Fig. 5: The proposed CO₂-enrichment and transport mechanisms of the MOF/C. pyrenoidosa assembly.

Scenario 1: natural carbon fixation of microalgae growth is limited by the CO₂ concentration in the cell ([CO₂]₁) and enzymatic kinetic rate k_1. Scenario 2: in this work, MOFs as a CO₂ concentrating entrepot are applied to accelerate the transport of CO₂. The captured CO₂ in MOF is hydrated to HCO₃⁻ by the excreted eCA adsorbed on MOF. The higher concentration of HCO₃⁻ outside is transported into the cell by the transporter, and then in pyrenoid, HCO₃⁻ is converted to CO₂ by iCA to feed the carboxylation process of Rubisco.
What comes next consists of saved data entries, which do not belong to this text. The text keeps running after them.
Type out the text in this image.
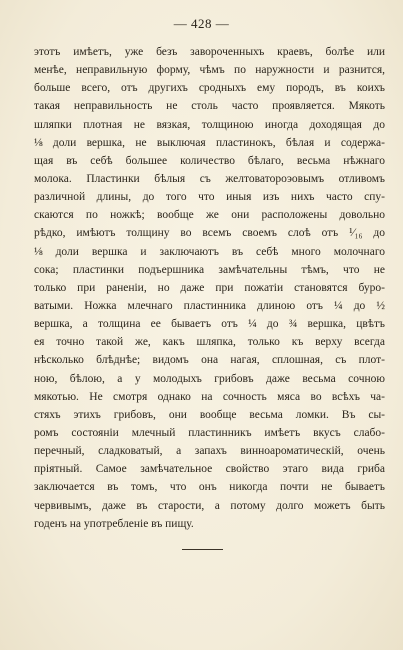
— 428 —
этотъ имѣетъ, уже безъ завороченныхъ краевъ, болѣе или
менѣе, неправильную форму, чѣмъ по наружности и разнится,
больше всего, отъ другихъ сродныхъ ему породъ, въ коихъ
такая неправильность не столь часто проявляется. Мякоть
шляпки плотная не вязкая, толщиною иногда доходящая до
⅛ доли вершка, не выключая пластинокъ, бѣлая и содержа-
щая въ себѣ большее количество бѣлаго, весьма нѣжнаго
молока. Пластинки бѣлыя съ желтоватороэовымъ отливомъ
различной длины, до того что иныя изъ нихъ часто спу-
скаются по ножкѣ; вообще же они расположены довольно
рѣдко, имѣютъ толщину во всемъ своемъ слоѣ отъ ¹⁄₁₆ до
⅛ доли вершка и заключаютъ въ себѣ много молочнаго
сока; пластинки подъершника замѣчательны тѣмъ, что не
только при раненіи, но даже при пожатіи становятся буро-
ватыми. Ножка млечнаго пластинника длиною отъ ¼ до ½
вершка, а толщина ее бываетъ отъ ¼ до ¾ вершка, цвѣтъ
ея точно такой же, какъ шляпка, только къ верху всегда
нѣсколько блѣднѣе; видомъ она нагая, сплошная, съ плот-
ною, бѣлою, а у молодыхъ грибовъ даже весьма сочною
мякотью. Не смотря однако на сочность мяса во всѣхъ ча-
стяхъ этихъ грибовъ, они вообще весьма ломки. Въ сы-
ромъ состояніи млечный пластинникъ имѣетъ вкусъ слабо-
перечный, сладковатый, а запахъ винноароматическій, очень
пріятный. Самое замѣчательное свойство этаго вида гриба
заключается въ томъ, что онъ никогда почти не бываетъ
червивымъ, даже въ старости, а потому долго можетъ быть
годенъ на употребленіе въ пищу.
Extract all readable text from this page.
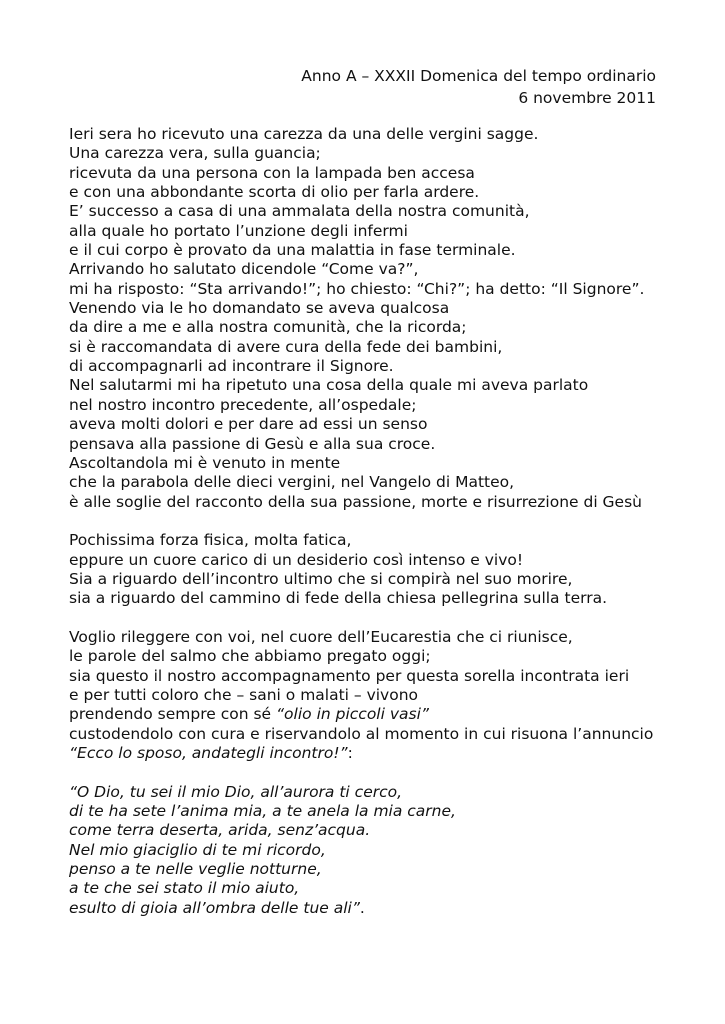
Anno A – XXXII Domenica del tempo ordinario
6 novembre 2011
Ieri sera ho ricevuto una carezza da una delle vergini sagge.
Una carezza vera, sulla guancia;
ricevuta da una persona con la lampada ben accesa
e con una abbondante scorta di olio per farla ardere.
E’ successo a casa di una ammalata della nostra comunità,
alla quale ho portato l’unzione degli infermi
e il cui corpo è provato da una malattia in fase terminale.
Arrivando ho salutato dicendole “Come va?”,
mi ha risposto: “Sta arrivando!”; ho chiesto: “Chi?”; ha detto: “Il Signore”.
Venendo via le ho domandato se aveva qualcosa
da dire a me e alla nostra comunità, che la ricorda;
si è raccomandata di avere cura della fede dei bambini,
di accompagnarli ad incontrare il Signore.
Nel salutarmi mi ha ripetuto una cosa della quale mi aveva parlato
nel nostro incontro precedente, all’ospedale;
aveva molti dolori e per dare ad essi un senso
pensava alla passione di Gesù e alla sua croce.
Ascoltandola mi è venuto in mente
che la parabola delle dieci vergini, nel Vangelo di Matteo,
è alle soglie del racconto della sua passione, morte e risurrezione di Gesù
Pochissima forza fisica, molta fatica,
eppure un cuore carico di un desiderio così intenso e vivo!
Sia a riguardo dell’incontro ultimo che si compirà nel suo morire,
sia a riguardo del cammino di fede della chiesa pellegrina sulla terra.
Voglio rileggere con voi, nel cuore dell’Eucarestia che ci riunisce,
le parole del salmo che abbiamo pregato oggi;
sia questo il nostro accompagnamento per questa sorella incontrata ieri
e per tutti coloro che – sani o malati – vivono
prendendo sempre con sé “olio in piccoli vasi”
custodendolo con cura e riservandolo al momento in cui risuona l’annuncio
“Ecco lo sposo, andategli incontro!”:
“O Dio, tu sei il mio Dio, all’aurora ti cerco,
di te ha sete l’anima mia, a te anela la mia carne,
come terra deserta, arida, senz’acqua.
Nel mio giaciglio di te mi ricordo,
penso a te nelle veglie notturne,
a te che sei stato il mio aiuto,
esulto di gioia all’ombra delle tue ali”.
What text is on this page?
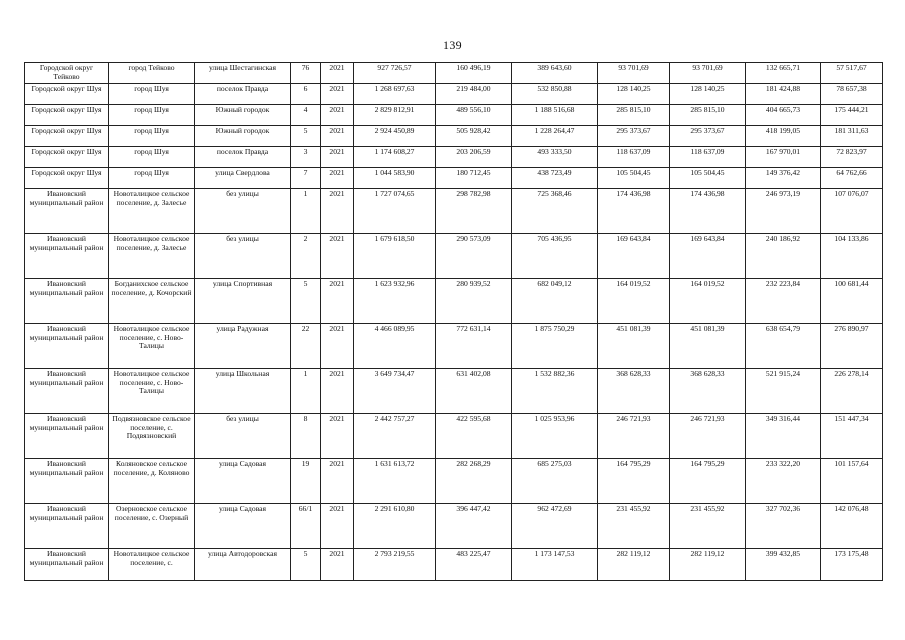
139
Городской округ Тейково	город Тейково	улица Шестагинская	76	2021	927 726,57	160 496,19	389 643,60	93 701,69	93 701,69	132 665,71	57 517,67
Городской округ Шуя	город Шуя	поселок Правда	6	2021	1 268 697,63	219 484,00	532 850,88	128 140,25	128 140,25	181 424,88	78 657,38
Городской округ Шуя	город Шуя	Южный городок	4	2021	2 829 812,91	489 556,10	1 188 516,68	285 815,10	285 815,10	404 665,73	175 444,21
Городской округ Шуя	город Шуя	Южный городок	5	2021	2 924 450,89	505 928,42	1 228 264,47	295 373,67	295 373,67	418 199,05	181 311,63
Городской округ Шуя	город Шуя	поселок Правда	3	2021	1 174 608,27	203 206,59	493 333,50	118 637,09	118 637,09	167 970,01	72 823,97
Городской округ Шуя	город Шуя	улица Свердлова	7	2021	1 044 583,90	180 712,45	438 723,49	105 504,45	105 504,45	149 376,42	64 762,66
Ивановский муниципальный район	Новоталицкое сельское поселение, д. Залесье	без улицы	1	2021	1 727 074,65	298 782,98	725 368,46	174 436,98	174 436,98	246 973,19	107 076,07
Ивановский муниципальный район	Новоталицкое сельское поселение, д. Залесье	без улицы	2	2021	1 679 618,50	290 573,09	705 436,95	169 643,84	169 643,84	240 186,92	104 133,86
Ивановский муниципальный район	Богданихское сельское поселение, д. Кочорский	улица Спортивная	5	2021	1 623 932,96	280 939,52	682 049,12	164 019,52	164 019,52	232 223,84	100 681,44
Ивановский муниципальный район	Новоталицкое сельское поселение, с. Ново-Талицы	улица Радужная	22	2021	4 466 089,95	772 631,14	1 875 750,29	451 081,39	451 081,39	638 654,79	276 890,97
Ивановский муниципальный район	Новоталицкое сельское поселение, с. Ново-Талицы	улица Школьная	1	2021	3 649 734,47	631 402,08	1 532 882,36	368 628,33	368 628,33	521 915,24	226 278,14
Ивановский муниципальный район	Подвязновское сельское поселение, с. Подвязновский	без улицы	8	2021	2 442 757,27	422 595,68	1 025 953,96	246 721,93	246 721,93	349 316,44	151 447,34
Ивановский муниципальный район	Коляновское сельское поселение, д. Коляново	улица Садовая	19	2021	1 631 613,72	282 268,29	685 275,03	164 795,29	164 795,29	233 322,20	101 157,64
Ивановский муниципальный район	Озерновское сельское поселение, с. Озерный	улица Садовая	66/1	2021	2 291 610,80	396 447,42	962 472,69	231 455,92	231 455,92	327 702,36	142 076,48
Ивановский муниципальный район	Новоталицкое сельское поселение, с.	улица Автодоровская	5	2021	2 793 219,55	483 225,47	1 173 147,53	282 119,12	282 119,12	399 432,85	173 175,48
Compared to the intrinsic carbon concentrating mechanisms that hydrate dissolved CO₂ to HCO₃⁻ for inorganic carbon supplementation, the artificial CO₂-enrichment and transport pathways not only increase the CO₂ concentration ([CO₂]₂) in the cell but also accelerate the rate of Rubisco (k₂) for CO₂ fixation, which increases the apparent photo conversion efficiency to 1.9 folds, up to 9.8% in ambient air.